The FDA’s Circulatory System Devices Panel, which met today, recommended Revo MRI for approval with conditions related to the planned post-market study, health care professional training, and labeling to reflect MRI scans are to be conducted with the full Revo MRI SureScan Pacing System. The FDA will consider the panel’s recommendation in its review of Revo MRI; however, it is not bound by its Advisory Committee’s recommendations.

“MRI is critical in the diagnosis of many serious conditions; however, patients with current pacemakers most often do not have access to this vital technology,” said Pat Mackin, president of the Cardiac Rhythm Disease Management business and senior vice president at Medtronic. “The result of today’s panel brings Medtronic one step closer to helping address an important unmet patient need. We look forward to working with the FDA during the regulatory process so that we may provide certain pacemaker patients with access to MRI scans.”

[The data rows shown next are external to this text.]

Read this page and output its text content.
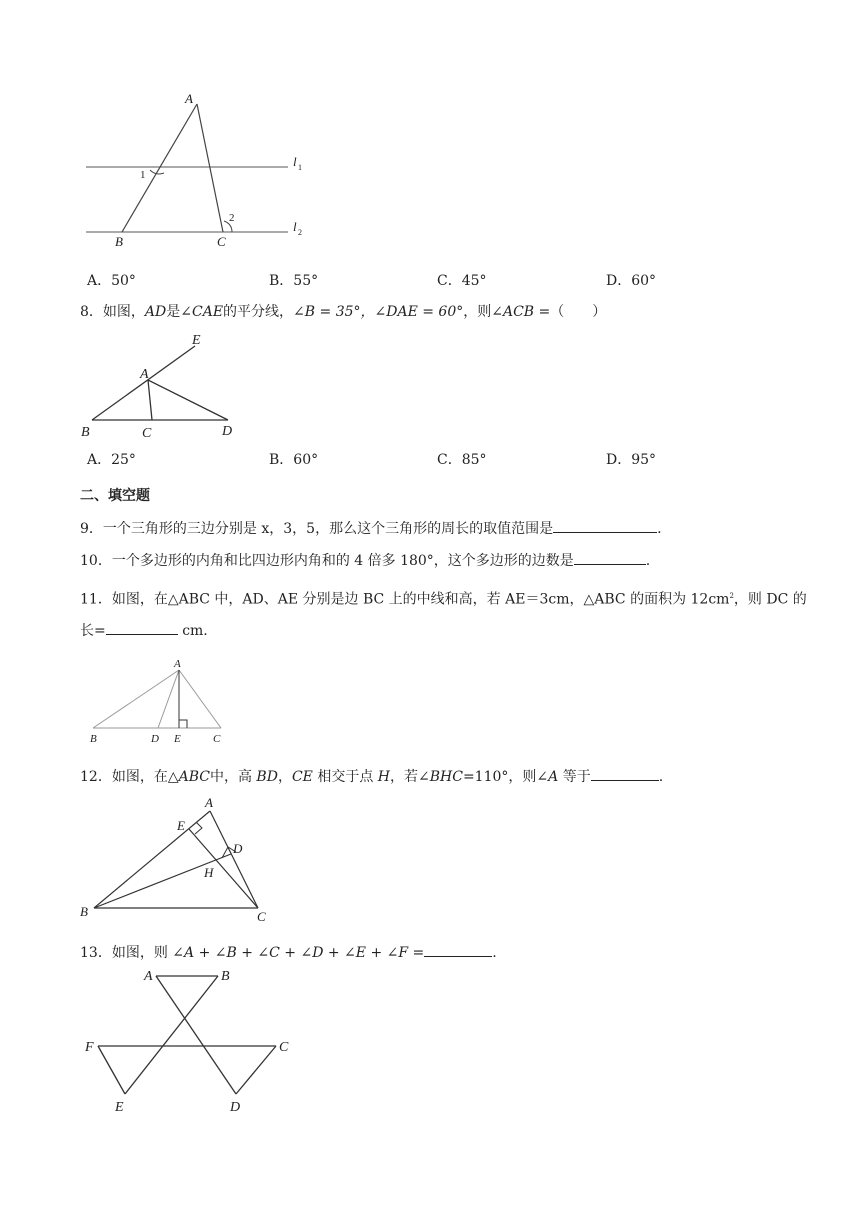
A
B	C
1
2
l 1
l 2
A．50°	B．55°	C．45°	D．60°
8．如图，AD是∠CAE的平分线，∠B = 35°，∠DAE = 60°，则∠ACB =（　　）
E
A
B	C	D
A．25°	B．60°	C．85°	D．95°
二、填空题
9．一个三角形的三边分别是 x，3，5，那么这个三角形的周长的取值范围是	.
10．一个多边形的内角和比四边形内角和的 4 倍多 180°，这个多边形的边数是	.
11．如图，在△ABC 中，AD、AE 分别是边 BC 上的中线和高，若 AE＝3cm，△ABC 的面积为 $12cm^2$，则 DC 的
长=	cm.
A
B	D E	C
12．如图，在△ABC中，高 BD，CE 相交于点 H，若∠BHC=110°，则∠A 等于	.
A
E
D
H
B	C
13．如图，则 ∠A + ∠B + ∠C + ∠D + ∠E + ∠F =	.
A	B
F	C
E	D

The number of MRI scans performed increases each year, as does the number of people with implanted cardiac devices. In 2007, there were approximately 30 million MRI scans conducted in the United States and that number continues to grow. It is estimated that more than 200,000 patients annually in the United States have to forego an MRI scan because they have a pacemaker due to the risks involved, including interference with pacemaker operation, damage to system components, lead or pacemaker dislodgement, heating of the lead tips and unintended cardiac stimulation.MRI scans allow physicians to make a wide range of health diagnoses by viewing highly detailed images of internal organs, blood vessels, muscle, joints, tumors, areas of infection and more.

The FDA panel reviewed safety and effectiveness data from a prospective, randomized multi center trial at 42 centers around the world featuring 464 implanted patients. Major inclusion criteria included standard Class I or II dual chamber pacemaker indication, which allowed for pacemaker-dependent patients. Patients were excluded if they had previously implanted medical devices or abandoned leads. Patients were randomized at implant to either receive an MRI or not to receive an MRI.

The primary endpoints evaluated were safety and effectiveness of the Revo MRI pacing system in the MRI environment. For safety, the MRI group was evaluated for MRI procedure-related complications through one month post MRI. The primary effectiveness endpoint tested equivalence between MRI versus control for atrial and ventricular pacing capture thresholds and atrial and ventricular sensed amplitudes through one month post MRI.